Aria no lograba mantenerse tranquila. Caminaba de un lado a otro en su tienda, con el corazón oprimiéndole el pecho. El sonido lejano de la batalla llegaba como ecos que se clavaban en sus entrañas, recordándole que Demyan estaba allá afuera enfrentándose a todo y a todos.
—Aria… —la voz suave de Leona irrumpió en su tormento—. Tranquila, él es el rey de los reinos. Es el más fuerte. Siempre vence.
Aria se giró hacia ella con lágrimas brillando en sus ojos. Negó con la cabeza, con los labios temblorosos.
—No entiendes… pase lo que pase, a mí siempre me va a afectar lo que le suceda a Demyan. No puedo separarme de él, no puedo dejar de sentir que… si algo le ocurre, yo también me rompo.
Leona avanzó hacia ella con una sonrisa casi maternal, llevando en sus manos una taza humeante.
—Por eso mismo, necesitas calmarte. Bebe este té, te ayudará a relajar los nervios, a despejar la mente. No puedes perderte en la desesperación.
Aria retrocedió un paso, mirando el líquido con desconfianza.
—No… gracias, no quiero nada.
Pero Leona insistió, acercándosela con dulzura en la voz pero firmeza en el gesto.
—Vamos, Aria. Hazlo por Demyan. Si él regresa y te encuentra en este estado, se preocupará aún más.
El argumento golpeó directo en el corazón de Aria. Sus manos temblaron cuando tomó la taza. Bebió un sorbo, luego otro, hasta terminarla, intentando convencerse de que tal vez sí la ayudaría a calmarse.
Continuaron hablando, pero con cada palabra que salía de su boca, Aria empezó a sentirse extraña. Un mareo se apoderó de su mente, su visión comenzó a nublarse. Movió la cabeza intentando reaccionar, pero sus párpados pesaban como plomo.
—¿Qué… me… diste…? —murmuró, tambaleándose.
Leona sostuvo su cuerpo antes de que cayera al suelo. La sonrisa en su rostro se transformó en algo sombrío, sin el más mínimo rastro de bondad.
—Esto es el final, Aria. No te resistas… es por tu bien. —Su voz se volvió un susurro venenoso en su oído—. Tú ayudarás a que todo se lleve a cabo.
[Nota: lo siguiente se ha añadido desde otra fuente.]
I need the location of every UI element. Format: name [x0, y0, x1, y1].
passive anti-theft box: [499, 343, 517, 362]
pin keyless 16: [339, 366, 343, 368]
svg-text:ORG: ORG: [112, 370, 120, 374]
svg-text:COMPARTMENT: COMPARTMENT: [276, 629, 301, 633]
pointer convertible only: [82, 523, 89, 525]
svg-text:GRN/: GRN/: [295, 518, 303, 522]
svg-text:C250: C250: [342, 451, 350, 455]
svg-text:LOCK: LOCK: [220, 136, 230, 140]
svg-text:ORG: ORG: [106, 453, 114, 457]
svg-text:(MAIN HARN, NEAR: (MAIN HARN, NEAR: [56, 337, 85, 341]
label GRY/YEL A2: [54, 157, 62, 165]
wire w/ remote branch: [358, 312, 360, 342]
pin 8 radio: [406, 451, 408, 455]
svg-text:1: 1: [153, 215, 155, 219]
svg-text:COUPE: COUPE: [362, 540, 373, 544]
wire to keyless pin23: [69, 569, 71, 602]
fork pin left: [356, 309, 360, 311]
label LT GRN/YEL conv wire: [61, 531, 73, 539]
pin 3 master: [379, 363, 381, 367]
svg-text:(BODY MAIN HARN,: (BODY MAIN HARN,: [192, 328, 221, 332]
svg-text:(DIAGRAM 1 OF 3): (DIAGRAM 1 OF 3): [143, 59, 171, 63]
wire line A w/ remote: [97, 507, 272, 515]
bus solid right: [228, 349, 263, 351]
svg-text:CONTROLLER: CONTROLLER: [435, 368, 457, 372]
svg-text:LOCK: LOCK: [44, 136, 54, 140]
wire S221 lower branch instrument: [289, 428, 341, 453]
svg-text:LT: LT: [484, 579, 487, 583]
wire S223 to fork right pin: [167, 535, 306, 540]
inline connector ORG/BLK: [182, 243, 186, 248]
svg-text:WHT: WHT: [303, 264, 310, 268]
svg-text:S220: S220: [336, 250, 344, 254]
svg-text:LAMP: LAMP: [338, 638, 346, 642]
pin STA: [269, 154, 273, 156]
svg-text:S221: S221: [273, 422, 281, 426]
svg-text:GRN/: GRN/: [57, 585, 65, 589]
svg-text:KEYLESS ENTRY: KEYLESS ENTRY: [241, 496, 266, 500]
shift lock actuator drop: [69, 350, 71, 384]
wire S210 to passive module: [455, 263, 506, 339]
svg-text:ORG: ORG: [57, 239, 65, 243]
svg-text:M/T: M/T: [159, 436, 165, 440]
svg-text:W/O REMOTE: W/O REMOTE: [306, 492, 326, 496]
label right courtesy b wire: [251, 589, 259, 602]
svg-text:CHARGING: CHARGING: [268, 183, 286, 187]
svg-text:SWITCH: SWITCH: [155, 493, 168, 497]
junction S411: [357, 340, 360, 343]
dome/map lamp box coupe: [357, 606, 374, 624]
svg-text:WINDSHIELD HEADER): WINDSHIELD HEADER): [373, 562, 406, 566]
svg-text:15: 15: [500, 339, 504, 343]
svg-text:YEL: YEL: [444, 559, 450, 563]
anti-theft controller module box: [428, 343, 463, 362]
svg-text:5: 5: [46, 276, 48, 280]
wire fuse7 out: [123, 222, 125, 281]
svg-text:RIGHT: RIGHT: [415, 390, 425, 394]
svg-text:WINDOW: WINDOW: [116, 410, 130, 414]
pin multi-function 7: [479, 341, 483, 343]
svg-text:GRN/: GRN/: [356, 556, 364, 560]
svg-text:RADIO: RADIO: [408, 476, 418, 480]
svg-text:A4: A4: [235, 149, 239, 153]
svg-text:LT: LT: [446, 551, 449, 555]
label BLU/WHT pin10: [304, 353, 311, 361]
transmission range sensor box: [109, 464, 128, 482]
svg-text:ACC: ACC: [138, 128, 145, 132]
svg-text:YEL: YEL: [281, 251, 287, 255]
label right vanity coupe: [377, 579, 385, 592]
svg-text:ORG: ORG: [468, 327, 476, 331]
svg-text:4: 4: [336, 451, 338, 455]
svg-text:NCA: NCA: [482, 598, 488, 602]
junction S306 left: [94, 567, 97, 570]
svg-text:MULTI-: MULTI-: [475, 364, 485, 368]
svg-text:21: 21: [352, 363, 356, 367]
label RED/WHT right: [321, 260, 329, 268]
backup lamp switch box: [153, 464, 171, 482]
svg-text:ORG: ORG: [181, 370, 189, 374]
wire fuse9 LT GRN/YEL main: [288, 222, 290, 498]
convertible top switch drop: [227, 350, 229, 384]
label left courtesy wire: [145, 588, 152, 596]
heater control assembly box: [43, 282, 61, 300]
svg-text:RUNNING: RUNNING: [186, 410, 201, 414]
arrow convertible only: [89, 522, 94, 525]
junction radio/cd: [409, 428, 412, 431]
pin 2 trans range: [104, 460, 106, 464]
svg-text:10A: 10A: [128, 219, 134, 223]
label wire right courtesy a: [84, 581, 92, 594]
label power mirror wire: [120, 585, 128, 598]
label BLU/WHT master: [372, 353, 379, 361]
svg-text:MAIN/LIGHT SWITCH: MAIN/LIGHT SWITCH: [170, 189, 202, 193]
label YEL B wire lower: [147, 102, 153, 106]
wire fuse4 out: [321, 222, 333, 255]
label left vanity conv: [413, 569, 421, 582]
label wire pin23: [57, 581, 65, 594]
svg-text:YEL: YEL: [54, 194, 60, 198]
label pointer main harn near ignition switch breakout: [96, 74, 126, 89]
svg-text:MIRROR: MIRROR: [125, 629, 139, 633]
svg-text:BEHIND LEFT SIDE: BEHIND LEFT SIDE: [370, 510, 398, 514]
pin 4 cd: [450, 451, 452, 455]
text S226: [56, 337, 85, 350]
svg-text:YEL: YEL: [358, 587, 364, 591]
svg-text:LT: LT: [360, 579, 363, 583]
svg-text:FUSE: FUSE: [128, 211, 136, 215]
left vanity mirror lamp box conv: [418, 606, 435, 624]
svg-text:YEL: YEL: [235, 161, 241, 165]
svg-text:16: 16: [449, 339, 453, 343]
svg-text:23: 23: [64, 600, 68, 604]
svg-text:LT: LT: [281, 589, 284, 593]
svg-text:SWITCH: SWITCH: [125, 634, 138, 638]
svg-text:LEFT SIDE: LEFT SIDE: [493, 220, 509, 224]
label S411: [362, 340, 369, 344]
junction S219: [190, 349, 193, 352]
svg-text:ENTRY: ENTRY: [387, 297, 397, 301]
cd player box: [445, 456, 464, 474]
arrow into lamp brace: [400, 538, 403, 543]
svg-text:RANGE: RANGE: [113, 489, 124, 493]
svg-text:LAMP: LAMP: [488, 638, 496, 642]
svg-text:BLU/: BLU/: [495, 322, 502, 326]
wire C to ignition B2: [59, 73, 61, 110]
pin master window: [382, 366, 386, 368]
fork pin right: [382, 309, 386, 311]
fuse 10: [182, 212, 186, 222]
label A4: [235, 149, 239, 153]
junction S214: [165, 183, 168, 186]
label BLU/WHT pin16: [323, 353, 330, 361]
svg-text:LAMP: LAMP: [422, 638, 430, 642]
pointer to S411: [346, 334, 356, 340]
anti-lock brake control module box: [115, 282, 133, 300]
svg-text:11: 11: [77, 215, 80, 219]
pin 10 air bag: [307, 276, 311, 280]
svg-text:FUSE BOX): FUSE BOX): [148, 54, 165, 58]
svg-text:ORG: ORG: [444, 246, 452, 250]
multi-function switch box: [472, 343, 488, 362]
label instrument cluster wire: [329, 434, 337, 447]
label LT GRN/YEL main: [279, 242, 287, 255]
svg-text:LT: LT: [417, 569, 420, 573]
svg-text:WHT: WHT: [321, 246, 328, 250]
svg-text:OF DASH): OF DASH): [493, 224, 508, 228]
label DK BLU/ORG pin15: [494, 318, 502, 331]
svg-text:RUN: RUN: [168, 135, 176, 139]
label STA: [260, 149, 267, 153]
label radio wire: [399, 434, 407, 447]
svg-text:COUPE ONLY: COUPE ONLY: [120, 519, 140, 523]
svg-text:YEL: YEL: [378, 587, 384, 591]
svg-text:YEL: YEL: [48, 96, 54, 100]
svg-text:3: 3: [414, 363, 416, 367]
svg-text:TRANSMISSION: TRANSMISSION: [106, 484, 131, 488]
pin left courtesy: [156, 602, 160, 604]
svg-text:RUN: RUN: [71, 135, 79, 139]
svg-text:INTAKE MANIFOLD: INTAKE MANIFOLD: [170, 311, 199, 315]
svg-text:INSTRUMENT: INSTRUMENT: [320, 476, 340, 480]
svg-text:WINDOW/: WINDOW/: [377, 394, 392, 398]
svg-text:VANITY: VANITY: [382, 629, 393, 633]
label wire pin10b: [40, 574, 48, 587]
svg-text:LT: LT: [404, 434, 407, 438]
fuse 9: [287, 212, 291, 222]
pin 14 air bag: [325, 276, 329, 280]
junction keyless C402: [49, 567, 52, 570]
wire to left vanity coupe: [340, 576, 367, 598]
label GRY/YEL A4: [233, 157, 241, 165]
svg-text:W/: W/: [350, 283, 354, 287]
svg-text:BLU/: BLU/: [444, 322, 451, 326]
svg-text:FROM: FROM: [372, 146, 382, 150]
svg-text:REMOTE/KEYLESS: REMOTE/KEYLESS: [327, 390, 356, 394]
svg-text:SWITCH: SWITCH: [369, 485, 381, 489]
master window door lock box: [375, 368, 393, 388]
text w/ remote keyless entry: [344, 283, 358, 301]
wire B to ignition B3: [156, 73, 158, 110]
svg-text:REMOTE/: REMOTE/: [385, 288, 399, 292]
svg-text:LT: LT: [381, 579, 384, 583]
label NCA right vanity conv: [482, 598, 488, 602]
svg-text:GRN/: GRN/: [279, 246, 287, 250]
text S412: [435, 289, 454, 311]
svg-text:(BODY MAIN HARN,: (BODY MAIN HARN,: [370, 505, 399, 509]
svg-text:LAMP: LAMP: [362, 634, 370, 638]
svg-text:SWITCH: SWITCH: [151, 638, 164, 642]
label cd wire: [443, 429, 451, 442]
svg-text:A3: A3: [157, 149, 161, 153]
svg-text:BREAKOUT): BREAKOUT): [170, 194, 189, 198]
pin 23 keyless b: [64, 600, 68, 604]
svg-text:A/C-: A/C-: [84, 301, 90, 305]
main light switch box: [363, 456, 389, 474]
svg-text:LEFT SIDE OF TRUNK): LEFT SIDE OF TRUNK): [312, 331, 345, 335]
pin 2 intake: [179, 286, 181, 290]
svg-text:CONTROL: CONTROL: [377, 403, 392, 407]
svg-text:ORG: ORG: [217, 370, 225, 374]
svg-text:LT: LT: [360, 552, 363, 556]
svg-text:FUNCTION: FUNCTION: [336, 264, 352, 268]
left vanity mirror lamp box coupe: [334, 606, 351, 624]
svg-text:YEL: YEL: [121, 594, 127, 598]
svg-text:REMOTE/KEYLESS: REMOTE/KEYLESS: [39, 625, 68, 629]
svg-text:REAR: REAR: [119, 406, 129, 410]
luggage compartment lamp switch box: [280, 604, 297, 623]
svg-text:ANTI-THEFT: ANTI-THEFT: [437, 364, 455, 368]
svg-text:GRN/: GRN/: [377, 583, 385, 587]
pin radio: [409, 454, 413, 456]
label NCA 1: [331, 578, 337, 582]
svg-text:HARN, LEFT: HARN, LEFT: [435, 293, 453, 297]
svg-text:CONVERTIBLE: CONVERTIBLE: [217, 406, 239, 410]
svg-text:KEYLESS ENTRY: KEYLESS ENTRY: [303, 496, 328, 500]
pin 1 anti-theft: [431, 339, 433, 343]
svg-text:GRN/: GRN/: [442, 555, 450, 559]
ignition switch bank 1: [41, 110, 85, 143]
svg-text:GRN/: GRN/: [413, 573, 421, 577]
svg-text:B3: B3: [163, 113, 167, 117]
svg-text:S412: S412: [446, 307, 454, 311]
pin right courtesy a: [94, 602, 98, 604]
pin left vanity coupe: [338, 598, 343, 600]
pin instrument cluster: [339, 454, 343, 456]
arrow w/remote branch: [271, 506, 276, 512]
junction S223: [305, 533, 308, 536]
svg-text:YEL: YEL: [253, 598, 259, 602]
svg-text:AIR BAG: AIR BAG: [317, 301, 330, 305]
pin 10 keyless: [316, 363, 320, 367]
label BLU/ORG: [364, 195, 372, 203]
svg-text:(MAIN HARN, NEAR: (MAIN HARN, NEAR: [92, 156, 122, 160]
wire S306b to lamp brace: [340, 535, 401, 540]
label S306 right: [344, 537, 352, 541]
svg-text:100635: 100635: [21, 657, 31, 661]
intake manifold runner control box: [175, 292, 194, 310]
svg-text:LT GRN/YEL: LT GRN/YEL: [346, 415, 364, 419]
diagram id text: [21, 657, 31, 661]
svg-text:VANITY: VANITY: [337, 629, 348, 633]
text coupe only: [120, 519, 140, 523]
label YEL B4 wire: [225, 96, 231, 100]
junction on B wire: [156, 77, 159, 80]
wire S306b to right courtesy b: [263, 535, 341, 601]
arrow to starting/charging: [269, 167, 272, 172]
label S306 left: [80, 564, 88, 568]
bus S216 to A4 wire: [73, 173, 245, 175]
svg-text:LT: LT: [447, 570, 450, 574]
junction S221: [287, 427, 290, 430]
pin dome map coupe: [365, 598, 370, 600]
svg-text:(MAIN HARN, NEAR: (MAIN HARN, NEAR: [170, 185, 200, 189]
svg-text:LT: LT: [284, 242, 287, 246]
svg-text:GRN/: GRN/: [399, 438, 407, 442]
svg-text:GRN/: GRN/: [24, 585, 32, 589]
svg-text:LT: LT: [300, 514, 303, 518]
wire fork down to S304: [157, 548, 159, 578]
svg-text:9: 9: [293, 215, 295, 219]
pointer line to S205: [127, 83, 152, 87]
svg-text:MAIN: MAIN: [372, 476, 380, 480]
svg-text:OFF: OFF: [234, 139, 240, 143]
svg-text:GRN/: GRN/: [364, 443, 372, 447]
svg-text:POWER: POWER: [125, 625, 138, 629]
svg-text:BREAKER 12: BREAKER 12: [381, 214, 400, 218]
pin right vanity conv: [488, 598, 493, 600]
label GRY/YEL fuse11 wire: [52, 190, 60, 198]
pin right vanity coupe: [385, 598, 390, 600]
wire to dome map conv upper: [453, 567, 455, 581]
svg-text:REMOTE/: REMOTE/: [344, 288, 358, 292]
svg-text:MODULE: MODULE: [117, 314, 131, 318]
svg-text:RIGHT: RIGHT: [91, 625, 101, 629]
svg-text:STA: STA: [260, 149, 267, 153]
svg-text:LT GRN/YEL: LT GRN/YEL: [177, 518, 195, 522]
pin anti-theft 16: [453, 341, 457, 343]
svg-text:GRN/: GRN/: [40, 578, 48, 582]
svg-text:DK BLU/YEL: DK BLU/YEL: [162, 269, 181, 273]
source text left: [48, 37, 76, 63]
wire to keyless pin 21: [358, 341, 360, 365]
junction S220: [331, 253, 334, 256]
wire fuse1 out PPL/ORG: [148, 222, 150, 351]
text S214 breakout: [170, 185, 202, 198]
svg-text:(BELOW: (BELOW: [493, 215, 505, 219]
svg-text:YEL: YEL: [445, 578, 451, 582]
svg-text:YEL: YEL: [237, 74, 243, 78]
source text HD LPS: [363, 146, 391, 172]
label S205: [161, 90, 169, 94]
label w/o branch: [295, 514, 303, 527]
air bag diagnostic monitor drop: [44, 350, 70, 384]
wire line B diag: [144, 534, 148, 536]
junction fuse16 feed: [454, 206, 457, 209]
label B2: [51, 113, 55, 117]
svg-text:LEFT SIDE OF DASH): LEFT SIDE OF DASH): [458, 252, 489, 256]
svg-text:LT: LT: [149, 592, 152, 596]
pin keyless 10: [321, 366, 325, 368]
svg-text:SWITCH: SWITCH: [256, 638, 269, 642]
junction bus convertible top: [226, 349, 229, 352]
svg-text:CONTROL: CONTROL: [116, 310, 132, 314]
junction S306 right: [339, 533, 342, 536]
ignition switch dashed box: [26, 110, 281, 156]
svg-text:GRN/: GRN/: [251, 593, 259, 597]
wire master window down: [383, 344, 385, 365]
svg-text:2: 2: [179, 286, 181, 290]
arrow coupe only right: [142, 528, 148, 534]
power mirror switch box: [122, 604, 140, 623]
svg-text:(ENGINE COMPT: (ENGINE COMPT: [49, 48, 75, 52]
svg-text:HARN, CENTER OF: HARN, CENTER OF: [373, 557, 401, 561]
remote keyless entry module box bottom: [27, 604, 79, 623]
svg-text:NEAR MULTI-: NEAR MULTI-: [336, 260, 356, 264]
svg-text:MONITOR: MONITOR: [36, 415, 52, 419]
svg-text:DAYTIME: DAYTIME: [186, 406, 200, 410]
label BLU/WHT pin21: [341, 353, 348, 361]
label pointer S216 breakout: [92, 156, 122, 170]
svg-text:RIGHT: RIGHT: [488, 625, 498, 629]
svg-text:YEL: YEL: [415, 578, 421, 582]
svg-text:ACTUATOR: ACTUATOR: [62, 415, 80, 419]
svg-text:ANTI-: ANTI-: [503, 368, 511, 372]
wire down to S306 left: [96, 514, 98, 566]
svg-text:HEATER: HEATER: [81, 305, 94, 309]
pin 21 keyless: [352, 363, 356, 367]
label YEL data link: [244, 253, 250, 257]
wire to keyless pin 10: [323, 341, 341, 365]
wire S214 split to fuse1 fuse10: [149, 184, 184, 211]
El cuerpo de Aria perdió toda fuerza. Desmayada, fue levantada fácilmente por los brazos de Leona, quien con un gesto rápido abrió un portal oscuro que se extendió como un abismo en medio de la tienda.
Al cruzarlo, la escena cambió abruptamente: un lugar cargado de energía oscura, paredes etéreas que parecían gritar de dolor, y al fondo, cadenas de fuego contenían a la diosa de la guerra.
Hope los esperaba. Sus ojos brillaban con una mezcla de demencia y devoción. Cuando vio a Aria inconsciente en brazos de Leona, dio un paso al frente como si contemplara la aparición de un milagro.
—Gracias… —susurró, acercándose con una sonrisa enfermiza—. Gracias, diosa angelical… por este hermoso sacrificio.
Tomó a Aria de los brazos de Leona con una reverencia, como quien sostiene un tesoro. La acarició con un gesto que rozaba la locura, repitiendo una y otra vez:
—Eres la clave… la perfección… lo que hará que todo se cumpla.
La diosa de la guerra, herida y quebrada por el tormento, abrió los ojos con horror al verla
—¡No! ¡Aria, no! —su voz desgarró el aire con impotencia—. ¡Lárgate de aquí, maldito! ¡No te atrevas a tocarla!
Hope la ignoró, sosteniendo la espada que emanaba un brillo siniestro. El filo parecía latir con un hambre insaciable, una sed ancestral.
Alzó la hoja frente a Aria, con una sonrisa triunfante.
—Hoy, tu sangre sagrada dará comienzo al nuevo amanecer… —murmuró, con la mirada fija en ella—. La diosa angelical al fin cumplirá su destino.
Y mientras su risa resonaba, la diosa de la guerra rompía en un pánico absoluto: porque Aria, su única esperanza, había caído en la trampa, entregada directamente al corazón del monstruo que juraba destruirlo todo.